From Southwest, Florida:
* Sarasota-Bradenton saw volume collapse 33 percent, to 436 units. Meanwhile, the median sales price dipped to $290,000, down 16 percent from September 2005, and the biggest price adjustment of any Florida metro area.
* Naples, the state's highest-priced residential market, sustained a 37 percent drop in sales, to 236 houses. Median prices dropped 8 percent, to $446,900.

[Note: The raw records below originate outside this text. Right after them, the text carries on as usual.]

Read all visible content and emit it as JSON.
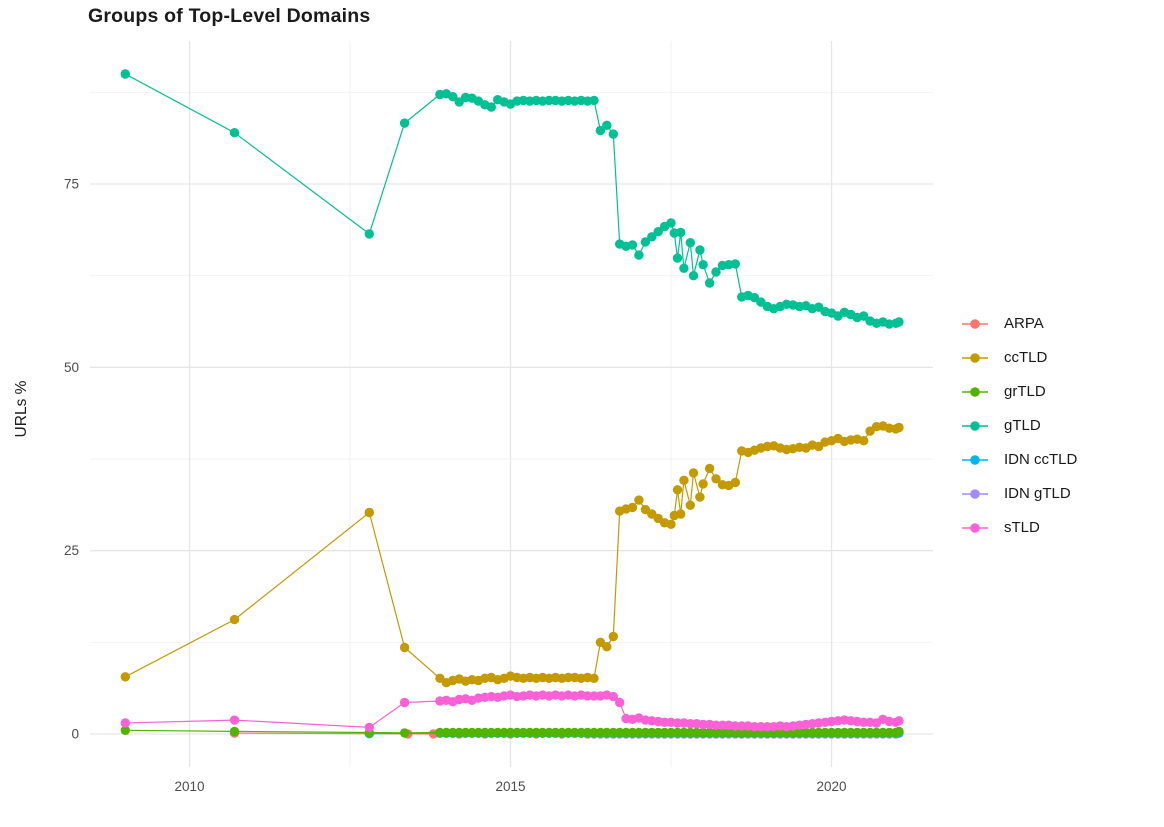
{
  "title": "Groups of Top-Level Domains",
  "colors": {
    "background": "#FFFFFF",
    "grid_major": "#E6E6E6",
    "grid_minor": "#F2F2F2",
    "tick_text": "#4D4D4D",
    "text": "#1A1A1A"
  },
  "chart_data": {
    "type": "line",
    "title": "Groups of Top-Level Domains",
    "xlabel": "",
    "ylabel": "URLs %",
    "grid": true,
    "legend_position": "right",
    "x_ticks": [
      2010,
      2015,
      2020
    ],
    "x_minor_ticks": [
      2012.5,
      2017.5
    ],
    "y_ticks": [
      0,
      25,
      50,
      75
    ],
    "y_minor_ticks": [
      12.5,
      37.5,
      62.5,
      87.5
    ],
    "xlim": [
      2008.45,
      2021.58
    ],
    "ylim": [
      -4.5,
      94.5
    ],
    "marker_radius": 4.7,
    "draw_order": [
      "ARPA",
      "IDN gTLD",
      "IDN ccTLD",
      "ccTLD",
      "grTLD",
      "gTLD",
      "sTLD"
    ],
    "series": [
      {
        "name": "ARPA",
        "color": "#F8766D",
        "points": [
          [
            2010.7,
            0.12
          ],
          [
            2012.8,
            0.05
          ]
        ],
        "runs": [
          {
            "from": 2013.4,
            "to": 2021.05,
            "step": 0.4,
            "value": 0.02
          }
        ]
      },
      {
        "name": "ccTLD",
        "color": "#C49A00",
        "points": [
          [
            2009.0,
            7.8
          ],
          [
            2010.7,
            15.6
          ],
          [
            2012.8,
            30.2
          ],
          [
            2013.35,
            11.8
          ],
          [
            2013.9,
            7.6
          ],
          [
            2014.0,
            7.0
          ],
          [
            2014.1,
            7.3
          ],
          [
            2014.2,
            7.5
          ],
          [
            2014.3,
            7.2
          ],
          [
            2014.4,
            7.4
          ],
          [
            2014.5,
            7.3
          ],
          [
            2014.6,
            7.6
          ],
          [
            2014.7,
            7.7
          ],
          [
            2014.8,
            7.4
          ],
          [
            2014.9,
            7.6
          ],
          [
            2015.0,
            7.9
          ],
          [
            2015.1,
            7.7
          ],
          [
            2015.2,
            7.6
          ],
          [
            2015.3,
            7.7
          ],
          [
            2015.4,
            7.6
          ],
          [
            2015.5,
            7.7
          ],
          [
            2015.6,
            7.6
          ],
          [
            2015.7,
            7.7
          ],
          [
            2015.8,
            7.6
          ],
          [
            2015.9,
            7.7
          ],
          [
            2016.0,
            7.7
          ],
          [
            2016.1,
            7.6
          ],
          [
            2016.2,
            7.7
          ],
          [
            2016.3,
            7.6
          ],
          [
            2016.4,
            12.5
          ],
          [
            2016.5,
            11.9
          ],
          [
            2016.6,
            13.3
          ],
          [
            2016.7,
            30.4
          ],
          [
            2016.8,
            30.7
          ],
          [
            2016.9,
            30.9
          ],
          [
            2017.0,
            31.9
          ],
          [
            2017.1,
            30.6
          ],
          [
            2017.2,
            30.0
          ],
          [
            2017.3,
            29.4
          ],
          [
            2017.4,
            28.8
          ],
          [
            2017.5,
            28.6
          ],
          [
            2017.55,
            29.8
          ],
          [
            2017.6,
            33.3
          ],
          [
            2017.65,
            30.0
          ],
          [
            2017.7,
            34.6
          ],
          [
            2017.8,
            31.2
          ],
          [
            2017.85,
            35.6
          ],
          [
            2017.95,
            32.3
          ],
          [
            2018.0,
            34.1
          ],
          [
            2018.1,
            36.2
          ],
          [
            2018.2,
            34.8
          ],
          [
            2018.3,
            34.0
          ],
          [
            2018.4,
            33.9
          ],
          [
            2018.5,
            34.3
          ],
          [
            2018.6,
            38.6
          ],
          [
            2018.7,
            38.4
          ],
          [
            2018.8,
            38.7
          ],
          [
            2018.9,
            39.0
          ],
          [
            2019.0,
            39.2
          ],
          [
            2019.1,
            39.3
          ],
          [
            2019.2,
            39.0
          ],
          [
            2019.3,
            38.8
          ],
          [
            2019.4,
            38.9
          ],
          [
            2019.5,
            39.1
          ],
          [
            2019.6,
            39.0
          ],
          [
            2019.7,
            39.4
          ],
          [
            2019.8,
            39.2
          ],
          [
            2019.9,
            39.8
          ],
          [
            2020.0,
            40.0
          ],
          [
            2020.1,
            40.3
          ],
          [
            2020.2,
            39.9
          ],
          [
            2020.3,
            40.1
          ],
          [
            2020.4,
            40.2
          ],
          [
            2020.5,
            40.0
          ],
          [
            2020.6,
            41.3
          ],
          [
            2020.7,
            41.9
          ],
          [
            2020.8,
            42.0
          ],
          [
            2020.9,
            41.7
          ],
          [
            2021.0,
            41.6
          ],
          [
            2021.05,
            41.8
          ]
        ]
      },
      {
        "name": "grTLD",
        "color": "#53B400",
        "points": [
          [
            2009.0,
            0.5
          ],
          [
            2010.7,
            0.35
          ],
          [
            2012.8,
            0.2
          ],
          [
            2013.35,
            0.15
          ],
          [
            2021.05,
            0.35
          ]
        ],
        "runs": [
          {
            "from": 2013.9,
            "to": 2021.0,
            "step": 0.1,
            "value": 0.2
          }
        ]
      },
      {
        "name": "gTLD",
        "color": "#00C094",
        "points": [
          [
            2009.0,
            90.0
          ],
          [
            2010.7,
            82.0
          ],
          [
            2012.8,
            68.2
          ],
          [
            2013.35,
            83.3
          ],
          [
            2013.9,
            87.2
          ],
          [
            2014.0,
            87.3
          ],
          [
            2014.1,
            86.9
          ],
          [
            2014.2,
            86.2
          ],
          [
            2014.3,
            86.8
          ],
          [
            2014.4,
            86.7
          ],
          [
            2014.5,
            86.3
          ],
          [
            2014.6,
            85.8
          ],
          [
            2014.7,
            85.5
          ],
          [
            2014.8,
            86.5
          ],
          [
            2014.9,
            86.2
          ],
          [
            2015.0,
            85.9
          ],
          [
            2015.1,
            86.3
          ],
          [
            2015.2,
            86.4
          ],
          [
            2015.3,
            86.3
          ],
          [
            2015.4,
            86.4
          ],
          [
            2015.5,
            86.3
          ],
          [
            2015.6,
            86.4
          ],
          [
            2015.7,
            86.4
          ],
          [
            2015.8,
            86.3
          ],
          [
            2015.9,
            86.4
          ],
          [
            2016.0,
            86.3
          ],
          [
            2016.1,
            86.4
          ],
          [
            2016.2,
            86.3
          ],
          [
            2016.3,
            86.4
          ],
          [
            2016.4,
            82.3
          ],
          [
            2016.5,
            83.0
          ],
          [
            2016.6,
            81.8
          ],
          [
            2016.7,
            66.8
          ],
          [
            2016.8,
            66.5
          ],
          [
            2016.9,
            66.7
          ],
          [
            2017.0,
            65.3
          ],
          [
            2017.1,
            67.1
          ],
          [
            2017.2,
            67.8
          ],
          [
            2017.3,
            68.5
          ],
          [
            2017.4,
            69.2
          ],
          [
            2017.5,
            69.7
          ],
          [
            2017.55,
            68.3
          ],
          [
            2017.6,
            64.9
          ],
          [
            2017.65,
            68.4
          ],
          [
            2017.7,
            63.5
          ],
          [
            2017.8,
            67.0
          ],
          [
            2017.85,
            62.5
          ],
          [
            2017.95,
            66.0
          ],
          [
            2018.0,
            64.0
          ],
          [
            2018.1,
            61.5
          ],
          [
            2018.2,
            63.0
          ],
          [
            2018.3,
            63.9
          ],
          [
            2018.4,
            64.0
          ],
          [
            2018.5,
            64.1
          ],
          [
            2018.6,
            59.6
          ],
          [
            2018.7,
            59.8
          ],
          [
            2018.8,
            59.5
          ],
          [
            2018.9,
            58.9
          ],
          [
            2019.0,
            58.3
          ],
          [
            2019.1,
            58.0
          ],
          [
            2019.2,
            58.3
          ],
          [
            2019.3,
            58.6
          ],
          [
            2019.4,
            58.5
          ],
          [
            2019.5,
            58.3
          ],
          [
            2019.6,
            58.4
          ],
          [
            2019.7,
            58.0
          ],
          [
            2019.8,
            58.2
          ],
          [
            2019.9,
            57.6
          ],
          [
            2020.0,
            57.4
          ],
          [
            2020.1,
            57.0
          ],
          [
            2020.2,
            57.5
          ],
          [
            2020.3,
            57.2
          ],
          [
            2020.4,
            56.8
          ],
          [
            2020.5,
            57.0
          ],
          [
            2020.6,
            56.3
          ],
          [
            2020.7,
            56.0
          ],
          [
            2020.8,
            56.2
          ],
          [
            2020.9,
            55.9
          ],
          [
            2021.0,
            56.0
          ],
          [
            2021.05,
            56.2
          ]
        ]
      },
      {
        "name": "IDN ccTLD",
        "color": "#00B6EB",
        "points": [
          [
            2012.8,
            0.05
          ],
          [
            2021.05,
            0.2
          ]
        ],
        "runs": [
          {
            "from": 2013.9,
            "to": 2021.0,
            "step": 0.1,
            "value": 0.1
          }
        ]
      },
      {
        "name": "IDN gTLD",
        "color": "#A58AFF",
        "points": [
          [
            2021.05,
            0.1
          ]
        ],
        "runs": [
          {
            "from": 2016.3,
            "to": 2021.0,
            "step": 0.1,
            "value": 0.02
          }
        ]
      },
      {
        "name": "sTLD",
        "color": "#FB61D7",
        "points": [
          [
            2009.0,
            1.5
          ],
          [
            2010.7,
            1.9
          ],
          [
            2012.8,
            0.9
          ],
          [
            2013.35,
            4.3
          ],
          [
            2013.9,
            4.5
          ],
          [
            2014.0,
            4.6
          ],
          [
            2014.1,
            4.4
          ],
          [
            2014.2,
            4.7
          ],
          [
            2014.3,
            4.8
          ],
          [
            2014.4,
            4.6
          ],
          [
            2014.5,
            4.9
          ],
          [
            2014.6,
            5.0
          ],
          [
            2014.7,
            5.1
          ],
          [
            2014.8,
            5.0
          ],
          [
            2014.9,
            5.2
          ],
          [
            2015.0,
            5.3
          ],
          [
            2015.1,
            5.1
          ],
          [
            2015.2,
            5.2
          ],
          [
            2015.3,
            5.3
          ],
          [
            2015.4,
            5.2
          ],
          [
            2015.5,
            5.3
          ],
          [
            2015.6,
            5.2
          ],
          [
            2015.7,
            5.3
          ],
          [
            2015.8,
            5.2
          ],
          [
            2015.9,
            5.3
          ],
          [
            2016.0,
            5.2
          ],
          [
            2016.1,
            5.3
          ],
          [
            2016.2,
            5.2
          ],
          [
            2016.3,
            5.2
          ],
          [
            2016.4,
            5.2
          ],
          [
            2016.5,
            5.3
          ],
          [
            2016.6,
            5.1
          ],
          [
            2016.7,
            4.3
          ],
          [
            2016.8,
            2.1
          ],
          [
            2016.9,
            2.0
          ],
          [
            2017.0,
            2.2
          ],
          [
            2017.1,
            1.9
          ],
          [
            2017.2,
            1.8
          ],
          [
            2017.3,
            1.7
          ],
          [
            2017.4,
            1.6
          ],
          [
            2017.5,
            1.6
          ],
          [
            2017.6,
            1.5
          ],
          [
            2017.7,
            1.5
          ],
          [
            2017.8,
            1.4
          ],
          [
            2017.9,
            1.4
          ],
          [
            2018.0,
            1.3
          ],
          [
            2018.1,
            1.3
          ],
          [
            2018.2,
            1.2
          ],
          [
            2018.3,
            1.2
          ],
          [
            2018.4,
            1.2
          ],
          [
            2018.5,
            1.1
          ],
          [
            2018.6,
            1.1
          ],
          [
            2018.7,
            1.1
          ],
          [
            2018.8,
            1.0
          ],
          [
            2018.9,
            1.0
          ],
          [
            2019.0,
            1.0
          ],
          [
            2019.1,
            1.0
          ],
          [
            2019.2,
            1.1
          ],
          [
            2019.3,
            1.0
          ],
          [
            2019.4,
            1.1
          ],
          [
            2019.5,
            1.2
          ],
          [
            2019.6,
            1.3
          ],
          [
            2019.7,
            1.4
          ],
          [
            2019.8,
            1.5
          ],
          [
            2019.9,
            1.6
          ],
          [
            2020.0,
            1.7
          ],
          [
            2020.1,
            1.8
          ],
          [
            2020.2,
            1.9
          ],
          [
            2020.3,
            1.8
          ],
          [
            2020.4,
            1.7
          ],
          [
            2020.5,
            1.6
          ],
          [
            2020.6,
            1.6
          ],
          [
            2020.7,
            1.5
          ],
          [
            2020.8,
            2.0
          ],
          [
            2020.9,
            1.7
          ],
          [
            2021.0,
            1.6
          ],
          [
            2021.05,
            1.8
          ]
        ]
      }
    ]
  }
}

* Sales of 693 units in Fort Myers-Cape Coral were off 36 percent from September last year. The median price of $261,400 represented a 9 percent drop over the same period.
From Arizona, we can see from the two charts, that there was a heavy dependence on the construction employment boom, which has now clearly busted. While you're at it, check out the maladjusted nature of the prior job growth. The September waterfall decline in permits, drops the permit line off the attached chart from 2Q. In my Oct. 7 blog, I discussed this condition, as it related to several other key states.
There were 2,281 new-home permits issued in the Valley in September, off nearly 53 percent from the same month last year and the lowest monthly total since December of 2001.